INEFÁVEL AMOR DE AVÔ
Há anos que escrevo minhas crônicas e meu irmão Hamilton tem o imenso prazer de editá-las em “power point”, criando os recheios de som e imagem para sua leitura, além da forma que faz variar em suas apresentações. Ele é o maestro que põe arranjos na música. Aqueles que me leem apreciam o trabalho assim publicado, dizendo-me do prazer da leitura pelo conteúdo e mais ainda, pela guarda mental permitida em razão da apresentação sonora e visual. A fixação da leitura torna-se perene pela imagem e som que enriquecem o texto.
Até então, nunca o agradeci de público por esse carinho, embora sempre o tenha feito pessoalmente por ocasião da edição de cada uma delas. Mas, por costume, tenho feito meus elogios às pessoas através das minhas crônicas, quando surgem oportunidades que me aguçam a sensibilidade e que meu coração pulsa fogosamente em externa-la. Já fiz isto com tantos parentes e amigos e hoje me chega a oportunidade de fazer tendo por homenageado o meu irmão Hamilton.
Segundo da escada filial de Seu Joca e Dora Irene, militar da Marinha de Guerra do Brasil, singrou os mares imensos em submarinos e contratorpedeiros, sem jamais esquecer suas origens da Hollywood Nordestina onde nasceu. Reformado, fixou-se na Rainha da Borborema. Hoje, no limiar das 8 décadas de vida, é acometido de súbito infarto, que o levou em poucos instantes não só rememorar toda sua existência, sua família da qual chegou a se despedir e de seus irmãos, mas entre as dores físicas do peito e angustiosas da alma, a temer por não ter em seus braços Sophia, sua recém nascida netinha até aquele instante ainda não abraçada.

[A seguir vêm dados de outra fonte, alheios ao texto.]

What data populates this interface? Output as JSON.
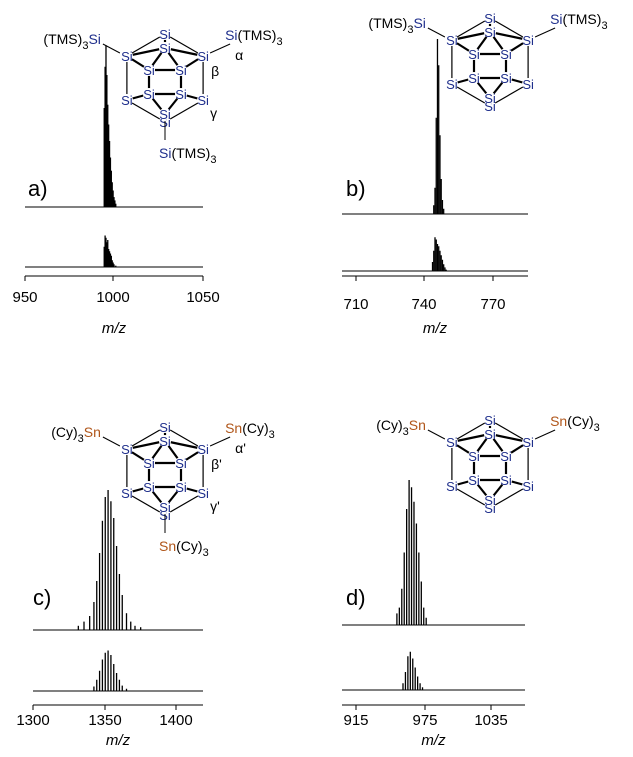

Postando no “whats app” ele disse: “o que por várias vezes tentei contar e não consegui, tantas coisas que passaram naquele momento de angústia, desespero, sofrimento, mas sem medo, pois tinha algo comigo que me dava uma segurança extra e diferente (sem explicação) naquele momento tão sofrido, lembrando e vendo a agonia de minha família; e eu me lembrei que se eu partisse, partiria sem ter pego ainda em minha neta Sophia. Aí as lágrimas desceram, que ainda não tinham descido com o infarto. Era isso que tentei contar aos meus. Por isso decidi escrever, porque ainda não dá para contar. Obrigado, Senhor, Divino Espírito Santo e Nossa Senhora Aparecida. Não quero elogios e nem tampouco críticas. O que escrevi veio de dentro do meu coração infartado”.
Meu irmão disse que por ocasião do infarto não sentiu medo, porque havia algo nele inexplicável que lhe dava segurança, mesmo diante do sofrimento de sua família. E de certo, houve. Houve o amor de Deus. O amor de Deus que o sustentou, mas que também o levou à saudade. Sim, não houve medo, houve saudade. Saudade do amor que ainda não pudera transmitir à Sophia, sua netinha recém-nascida. Saudade do amor que, embora dado a todos os seus familiares, estava incompleto por ainda não ter chegado àquela criancinha. E chorou.
É aqui onde reside minha homenagem, não obstante meu irmão haver escrito que não queria elogios. O avô em vias de despedir-se pela gravidade da lesão cardíaca, chorando não pela dor do coração dilacerado pelo infarto lhe retirando a vida, mas dilacerado pela tristeza lhe retirando a vida sem lhe ter dado a oportunidade de haver acariciado em seus braços, se quer por uma única vez, a sua mais nova netinha. Que cena dolorosa e sublime! O choro pela dor de não ter podido expressar amor.
Hamilton, Deus em sua bondade lhe concedeu a felicidade de abraçar e beijar Sophia, como você já o fez com as outras netas. Sua esperança no momento de dor venceu o infarto e Deus o abençoou afastando-lhe do golpe de foice da Parca. Não foi, pois, desta vez que a Parca teve sucesso, porque o amor de Sophia foi mais forte e porque “a graça e a misericórdia de Deus são para os seus escolhidos” (Sabedoria, 4, 15).
Assim, a Morte não lhe tendo cortado o fio da vida, esse choro por Sophia o fez unir mais ainda a todos, mulher, filhos, netos e demais membros do seu clã, tendo por elo esse pequenino ser que, na sua inconsciência e inocência, irradiou amor no coração infartado do avô.
Meu Irmão, quero agora que produza esse novo “power point”, desta vez carregado com as tintas de suas próprias emoções. Sua neta amada, seu coração infartado, sua tristeza, suas lágrimas, sua esperança, sua dor, sua fé, sua vitória, foram os elementos que expuseram a todos a grandiosidade de sua alma e a magnífica pessoa humana que você é, tornado com este grave infarto exemplo indelével de amor e fé para todos nós. Salve, José Hamilton de Souza!